Tory leader William Hague said a Conservative government would compensate farmers who faced the "real prospect" of going out of business. He said he would go beyond the government's existing measures to compensate farmers whose animals were compulsorily slaughtered or were accepted into the welfare disposal scheme. Mr Hague, who claimed the latest foot-and-mouth outbreak in the Yorkshire Dales around Settle showed the disease had not yet been beaten, said the situation remained "desperately serious". Army deployment He criticised the government's handling of the crisis and promised a Tory government would put the Army in charge of the slaughter operation. A Maff spokesman said 175 cattle and 143 sheep and lambs would be destroyed following the new outbreak in Devon. Since the disease first appeared in the county, a total of 378,711 cattle, sheep and pigs have been slaughtered. The two new cases in Settle have been confirmed at Low Buckerhouse farm in Rylstone and Brigholme farm in Giggleswick, taking the total in the area to 27. A Maff spokeswoman said: "Both cases of the disease were in cattle.

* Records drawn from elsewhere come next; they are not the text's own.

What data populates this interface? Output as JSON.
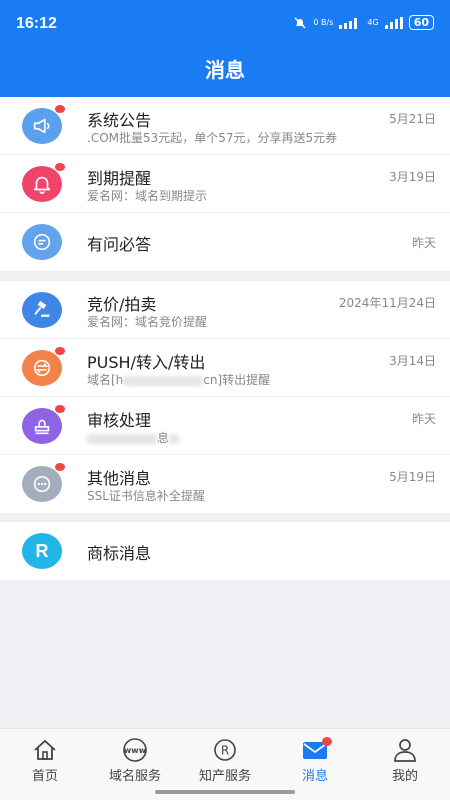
{
  "status_bar": {
    "time": "16:12",
    "net_speed": "0 B/s",
    "network": "4G",
    "battery": "60"
  },
  "header": {
    "title": "消息"
  },
  "groups": [
    {
      "items": [
        {
          "icon": "megaphone-icon",
          "color": "#5aa0ee",
          "badge": true,
          "title": "系统公告",
          "subtitle": ".COM批量53元起，单个57元，分享再送5元券",
          "date": "5月21日"
        },
        {
          "icon": "bell-icon",
          "color": "#f0456a",
          "badge": true,
          "title": "到期提醒",
          "subtitle": "爱名网：域名到期提示",
          "date": "3月19日"
        },
        {
          "icon": "chat-bubble-icon",
          "color": "#62a4ec",
          "badge": false,
          "title": "有问必答",
          "subtitle": "",
          "date": "昨天"
        }
      ]
    },
    {
      "items": [
        {
          "icon": "gavel-icon",
          "color": "#3f86e6",
          "badge": false,
          "title": "竞价/拍卖",
          "subtitle": "爱名网：域名竞价提醒",
          "date": "2024年11月24日"
        },
        {
          "icon": "transfer-icon",
          "color": "#f3824a",
          "badge": true,
          "title": "PUSH/转入/转出",
          "subtitle_prefix": "域名[h",
          "subtitle_suffix": "cn]转出提醒",
          "date": "3月14日"
        },
        {
          "icon": "stamp-icon",
          "color": "#8d64e3",
          "badge": true,
          "title": "审核处理",
          "subtitle": "息",
          "date": "昨天"
        },
        {
          "icon": "more-icon",
          "color": "#a3adbb",
          "badge": true,
          "title": "其他消息",
          "subtitle": "SSL证书信息补全提醒",
          "date": "5月19日"
        }
      ]
    },
    {
      "items": [
        {
          "icon": "trademark-r-icon",
          "color": "#22b6e8",
          "badge": false,
          "title": "商标消息",
          "subtitle": "",
          "date": ""
        }
      ]
    }
  ],
  "tabbar": {
    "active": "消息",
    "tabs": [
      {
        "label": "首页",
        "icon": "home-icon"
      },
      {
        "label": "域名服务",
        "icon": "www-icon"
      },
      {
        "label": "知产服务",
        "icon": "registered-icon"
      },
      {
        "label": "消息",
        "icon": "envelope-icon",
        "badge": true
      },
      {
        "label": "我的",
        "icon": "person-icon"
      }
    ]
  }
}
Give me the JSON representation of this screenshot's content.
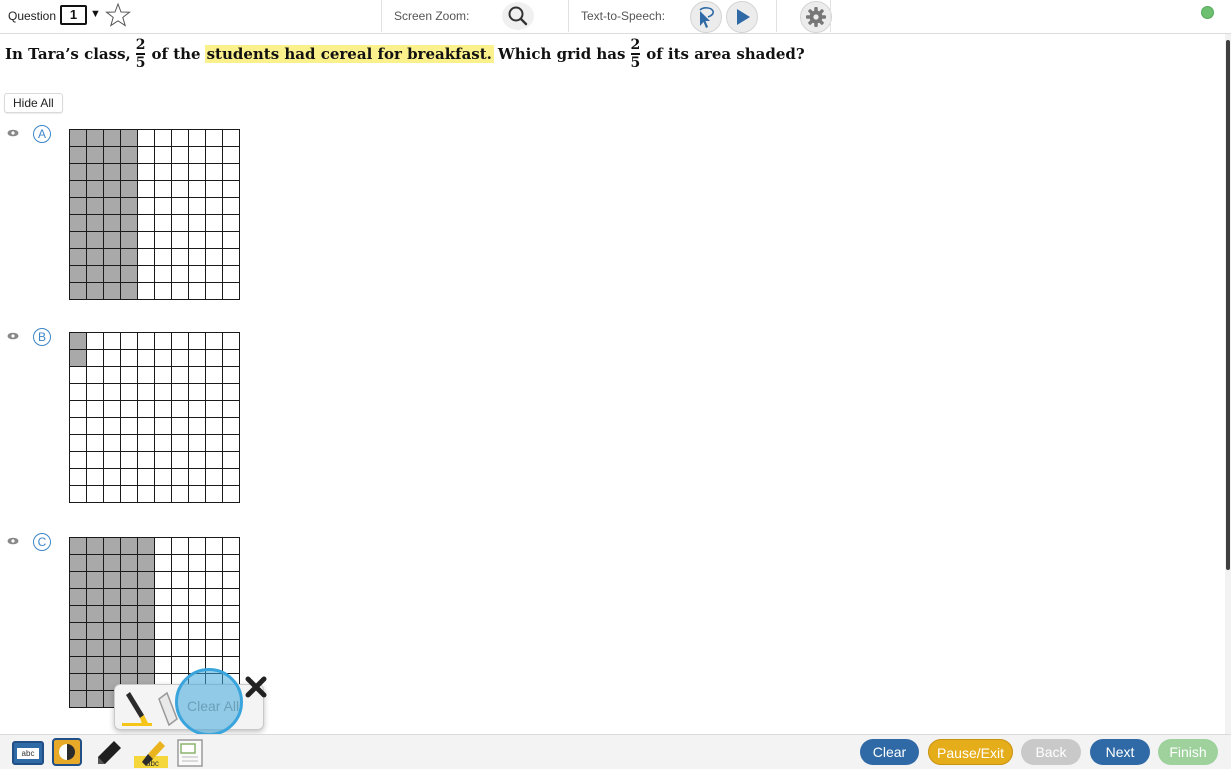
{
  "topbar": {
    "question_label": "Question",
    "question_number": "1",
    "zoom_label": "Screen Zoom:",
    "tts_label": "Text-to-Speech:"
  },
  "question": {
    "part1": "In Tara’s class,",
    "frac_num": "2",
    "frac_den": "5",
    "part2": "of the",
    "highlight": "students had cereal for breakfast.",
    "part3": "Which grid has",
    "part4": "of its area shaded?"
  },
  "hide_all_label": "Hide All",
  "options": [
    {
      "letter": "A",
      "shaded_rows": 10,
      "shaded_cols": 4
    },
    {
      "letter": "B",
      "shaded_rows": 2,
      "shaded_cols": 1
    },
    {
      "letter": "C",
      "shaded_rows": 10,
      "shaded_cols": 5
    }
  ],
  "palette": {
    "clear_all_label": "Clear All"
  },
  "bottombar": {
    "abc_label": "abc",
    "highlight_tool_label": "abc",
    "buttons": {
      "clear": "Clear",
      "pause_exit": "Pause/Exit",
      "back": "Back",
      "next": "Next",
      "finish": "Finish"
    }
  },
  "colors": {
    "accent_blue": "#2f6aa6",
    "pause_yellow": "#e6ad1b",
    "finish_green": "#9ed19c",
    "highlight": "#fbf18c",
    "grid_shade": "#a9a9a9"
  }
}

"Animals at Low Buckerhouse will be slaughtered, but at Brigholme Farm the animals have already been slaughtered because they were contagious." Meanwhile, more than 100 protesters gathered at a foot-and-mouth burial site on Monday to demonstrate against dumping carcasses from outside the local area. The demonstrators, from Widdrington Station in Northumberland, had mounted a roadblock outside the burial site near the Stobswood Brickwork's. Residents of the village have accused Maff of breaking a promise that the site would only be used for the disposal of Northumberland sheep and cattle. They say a dozen wagons carrying slaughtered animals from Clitheroe, Lancashire, would be buried there. Maff has said the Widdrington site had been chosen as there was no disposal site near the Clitheroe outbreak. The Widdrington burial site has a capacity for 200,000 animals and is due to close on Thursday. Maff figures revealed there was an average of five new cases every day in the seven-day period ending on Sunday 27 May. This compares with three in the seven-day period ending on Sunday 20 May.